Ja, es stromt endlich aus den filigranen Drähten! Bei uns in den Schwarzen Bergen ohne Unterbruch, ein Wunder, das ich 20 Jahre lang erwartete, das man 20 Jahre lang versprach ! Das brauchte Geduld. Und Nerven. Niemand brachte die auf, man kaufte „Délcos“, Stromaggregate jeder Größe, die entliehen und nie zurückgegeben wurden, z.B von der Kirche. Die glaubt sie erhalte alles geschenkt. Oder die sonstwie gestohlen wurden. Oder die verrosteten oder von der Meerluft sonstwie zerfressen, mir geschah Derartiges mit dreien. Dazu waren die Betriebskosten und der Lärm gekommen. Ich hatte das alles satt,

Man stieß auf „Inverters“, teure Geräte, die bei Netzstrom diesen in 12V-Gleichstrom umwandelten, in noch teureren, pflegebedürftigen Batterien speicherten, zurück umwandelten und als 110V Wechselstrom die Verbraucher spiesen. Und wenn das Netz wieder einmal präsent war begann das Spiel von vorn. Die Computer hatten diese Wechsel im Netz gar nicht gern. Ein- und Ausschalten hintereinander, halbe und doppelte Spannungen und andere technische Teufel zerstörten Bildschirme und ganze Computer. Die waren anfangs nicht so billig wie heute.
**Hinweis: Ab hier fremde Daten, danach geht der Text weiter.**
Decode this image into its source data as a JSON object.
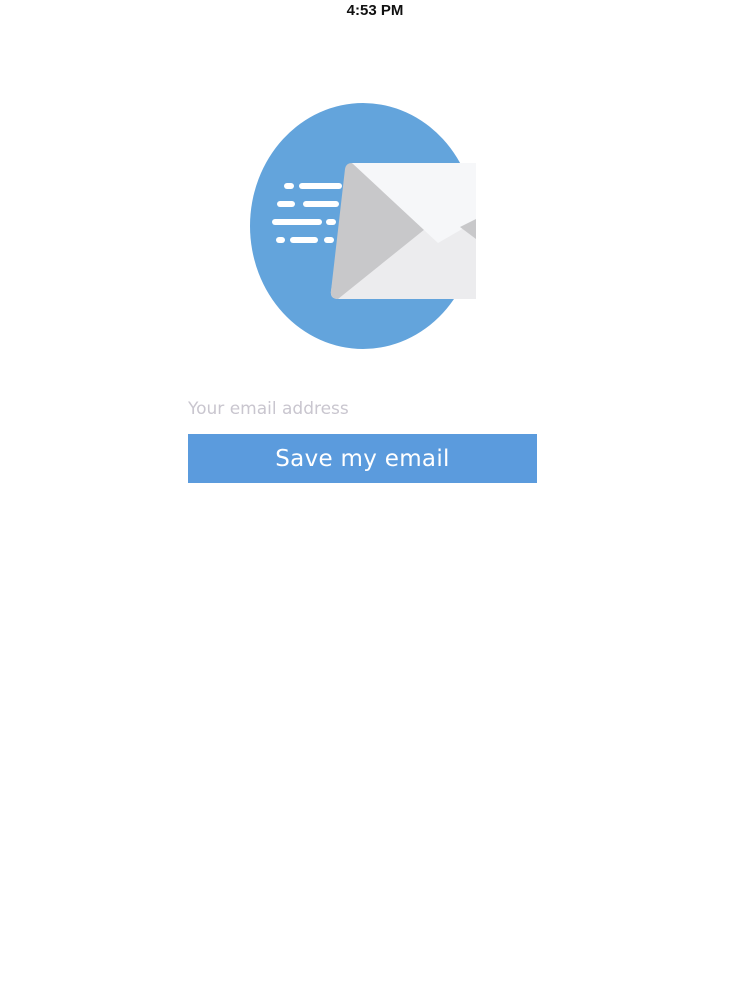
{
  "status_bar": {
    "time": "4:53 PM"
  },
  "hero": {
    "icon": "envelope-icon",
    "circle_color": "#63a4dc"
  },
  "form": {
    "email_placeholder": "Your email address",
    "email_value": "",
    "save_label": "Save my email",
    "button_color": "#5b9bdd"
  }
}
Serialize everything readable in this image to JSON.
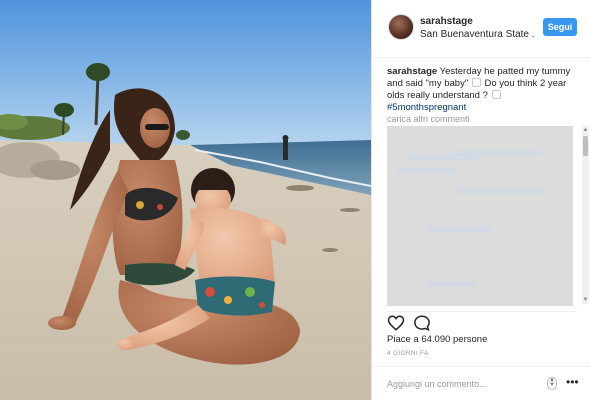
{
  "post": {
    "username": "sarahstage",
    "location": "San Buenaventura State ...",
    "follow_label": "Segui",
    "caption": {
      "user": "sarahstage",
      "text_1": "Yesterday he patted my tummy and said \"my baby\"",
      "text_2": "Do you think 2 year olds really understand ?",
      "hashtag": "#5monthspregnant"
    },
    "load_more_label": "carica altri commenti",
    "likes_text": "Piace a 64.090 persone",
    "timestamp": "4 GIORNI FA",
    "comment_placeholder": "Aggiungi un commento...",
    "more_label": "•••"
  },
  "icons": {
    "like": "heart-icon",
    "comment": "comment-bubble-icon",
    "more": "ellipsis-icon",
    "avatar": "profile-avatar"
  },
  "colors": {
    "follow_button": "#3897f0",
    "hashtag": "#003569",
    "muted_text": "#999999"
  }
}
Man schaltete spannungsregelnde Anlagen wie UPS und dergleichen dazwischen, und schließlich rechnete sich die Anschaffung von Solarpanels, die waren auch nicht billig.
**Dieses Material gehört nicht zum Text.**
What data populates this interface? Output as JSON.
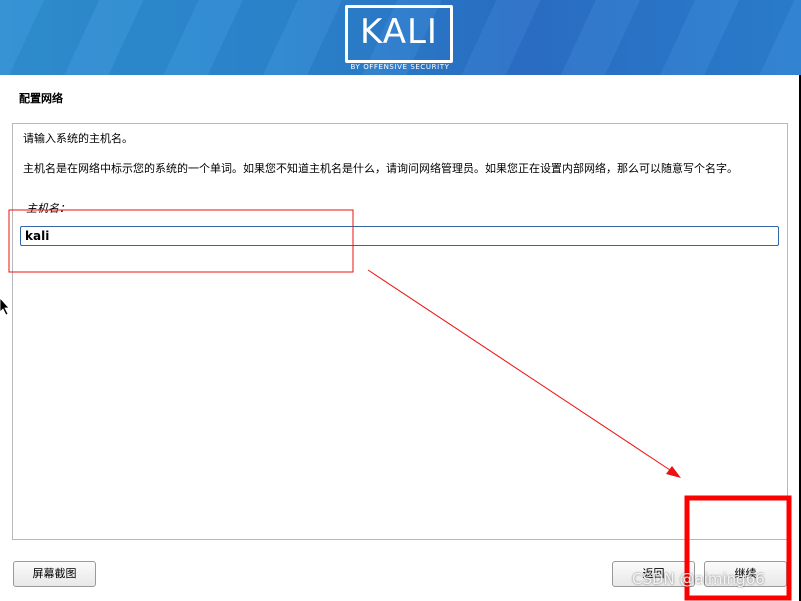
{
  "banner": {
    "logo_text": "KALI",
    "logo_subtitle": "BY OFFENSIVE SECURITY"
  },
  "step": {
    "title": "配置网络"
  },
  "form": {
    "prompt": "请输入系统的主机名。",
    "description": "主机名是在网络中标示您的系统的一个单词。如果您不知道主机名是什么，请询问网络管理员。如果您正在设置内部网络，那么可以随意写个名字。",
    "hostname_label": "主机名：",
    "hostname_value": "kali"
  },
  "buttons": {
    "screenshot": "屏幕截图",
    "back": "返回",
    "continue": "继续"
  },
  "annotations": {
    "highlight_color": "#ff0000",
    "watermark": "CSDN @aiming66"
  },
  "colors": {
    "banner_blue": "#2a7fd0",
    "input_border": "#3465a4"
  }
}
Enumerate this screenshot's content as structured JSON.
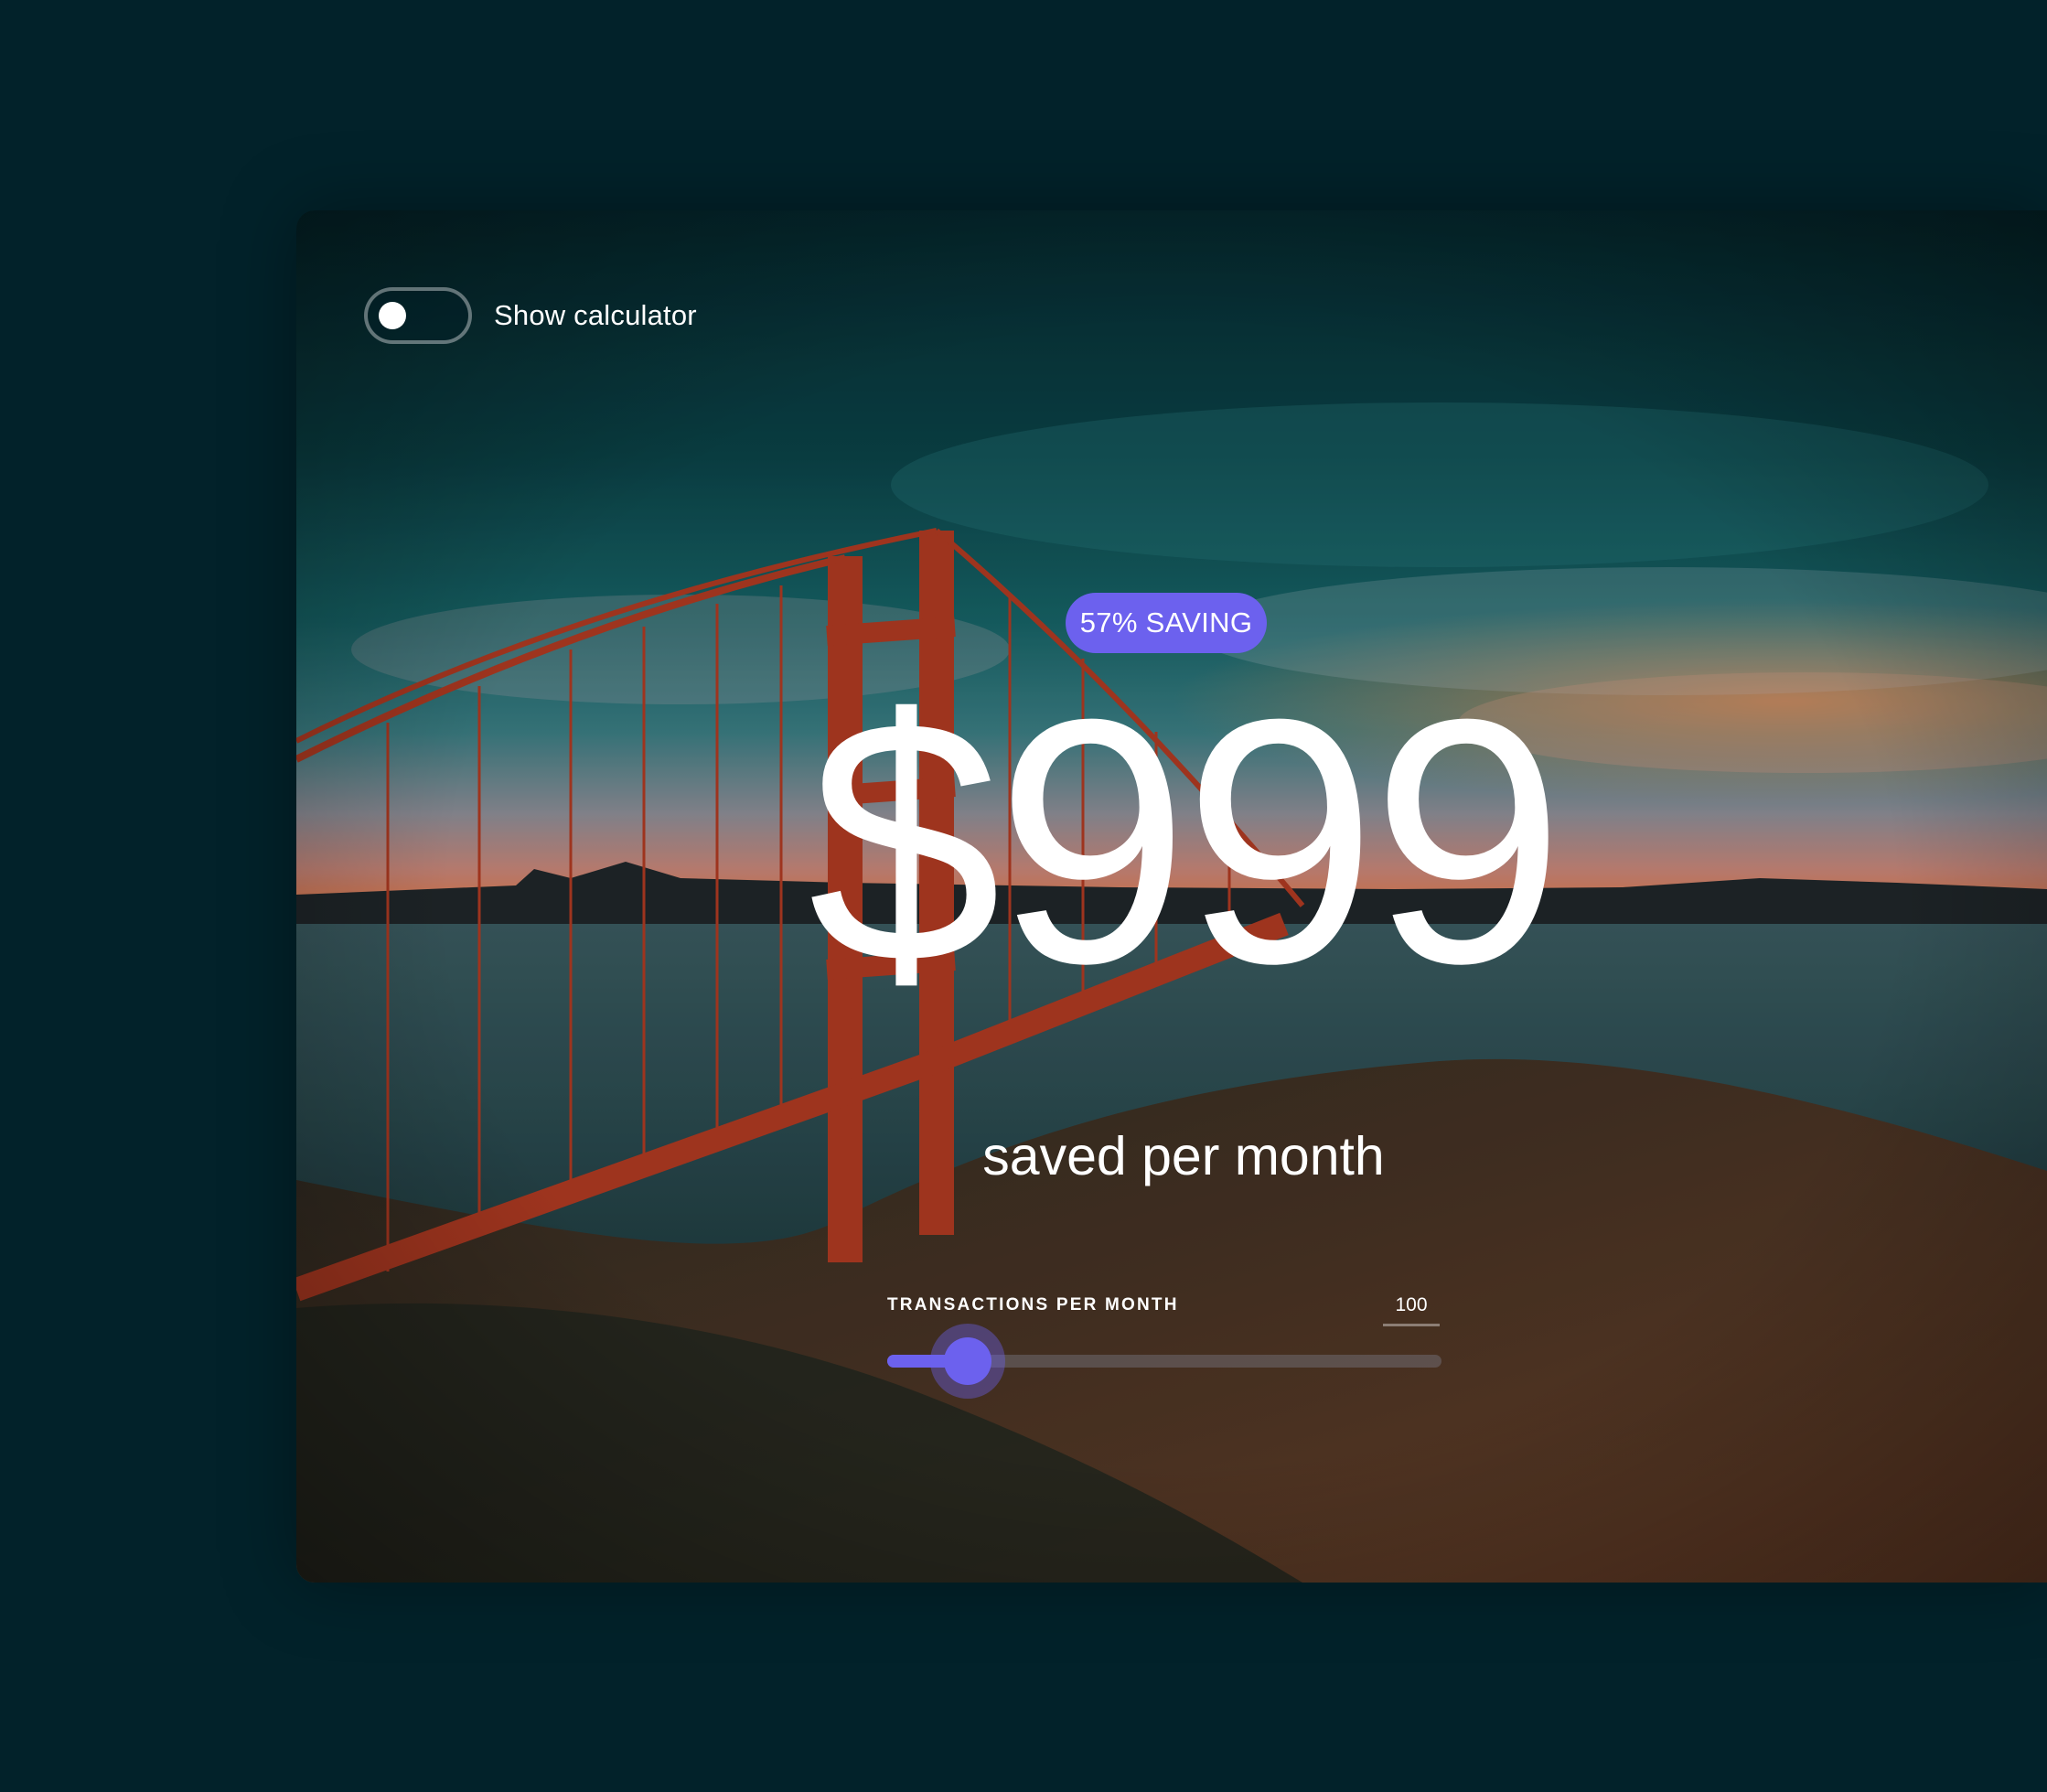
{
  "toggle": {
    "label": "Show calculator",
    "on": false
  },
  "badge": {
    "text": "57% SAVING"
  },
  "savings": {
    "amount": "$999",
    "caption": "saved per month"
  },
  "slider": {
    "label": "TRANSACTIONS PER MONTH",
    "value": "100",
    "fraction": 0.145
  },
  "colors": {
    "background": "#02222a",
    "accent": "#6c61ee",
    "text": "#ffffff"
  },
  "background_image": "golden-gate-bridge-sunset-photo"
}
Solarpanels, Schüsselantennen, Glaskabel und mehr, eine nette attraktive Sammlung für Diebe und Wiederverkäufer. Schließlich mussten Hunde aufs Dach. Dann kam das Erdbeben, und begrub alles, alle Computer und anderen Geräte, und Strom brauchte es gar keinen mehr.
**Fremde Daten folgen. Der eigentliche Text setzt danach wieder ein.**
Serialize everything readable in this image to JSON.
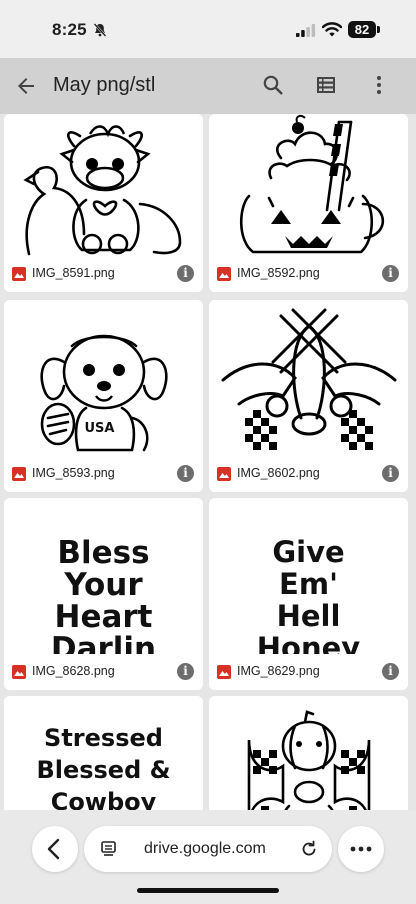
{
  "status_bar": {
    "time": "8:25",
    "battery": "82"
  },
  "app_bar": {
    "title": "May png/stl"
  },
  "files": [
    {
      "name": "IMG_8591.png"
    },
    {
      "name": "IMG_8592.png"
    },
    {
      "name": "IMG_8593.png"
    },
    {
      "name": "IMG_8602.png"
    },
    {
      "name": "IMG_8628.png",
      "thumb_lines": [
        "Bless",
        "Your",
        "Heart",
        "Darlin"
      ]
    },
    {
      "name": "IMG_8629.png",
      "thumb_lines": [
        "Give",
        "Em'",
        "Hell",
        "Honey"
      ]
    },
    {
      "thumb_lines": [
        "Stressed",
        "Blessed &",
        "Cowboy"
      ]
    },
    {}
  ],
  "thumb_text": {
    "usa": "USA"
  },
  "info_glyph": "i",
  "browser": {
    "url": "drive.google.com"
  },
  "icons": {
    "status": [
      "bell-slash-icon",
      "signal-icon",
      "wifi-icon"
    ],
    "app_bar": [
      "back-arrow-icon",
      "search-icon",
      "list-view-icon",
      "more-vert-icon"
    ],
    "browser": [
      "back-chevron-icon",
      "tab-icon",
      "reload-icon",
      "more-horiz-icon"
    ]
  },
  "colors": {
    "app_bar": "#d1d1d1",
    "file_icon": "#d93025",
    "background": "#e6e6e6"
  }
}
Die Venezolaner hatten indessen mit Nachbarstaaten ein riesiges Freiland-Kraftwerk gestiftet. Kaum war das fertig, bebte die Erde, und mit allem anderen war auch das brandneue Kraftwerk zerstört. Doch die Venezolaner ließen sich nicht lumpen und stifteten alles ein zweites Mal. Schliesslich schufen sie auch die Feinverteilung, und jetzt stromt und strömt es endlich, bei Tag und bei Nacht. Vorbei die Nostalgie mit dem Spinnennetz, die in Do-It-Yourself-Manier für die Feinverteilung sorgte.

Venezuela und dem Präsidenten sei’s gedankt, dass sie die Prioritäten gut einschätzten, denn wenn es nicht stromt, lässt sich nicht leben: keine Maschinen, keine Medizin, kein Wiederaufbau, keine Arbeit. Abgesehen von Computern und Internet. Andere Leute brauchen zwar weder Computer noch Internet, aber sie haben auch ihre Bedürfnisse: Handies aufladen, Fussballmatches fernsehen, Lautsprecher aufdrehen was der Strom hergibt und das Ohr aushält, und mehr. So kann man behaupten: Strom hilft, glücklich zu sein. Und das ist wichtig im Leben, besonders im Unglück.

Und so werfen wir einen letzten, nostalgischen Blick auf die filigranen Spinnenfäden der Vergangenheit und hoffen, dass uns die neuen Uhren nicht nur Kosten und Verdruss, sondern Zukunft und Fortschritt bringen.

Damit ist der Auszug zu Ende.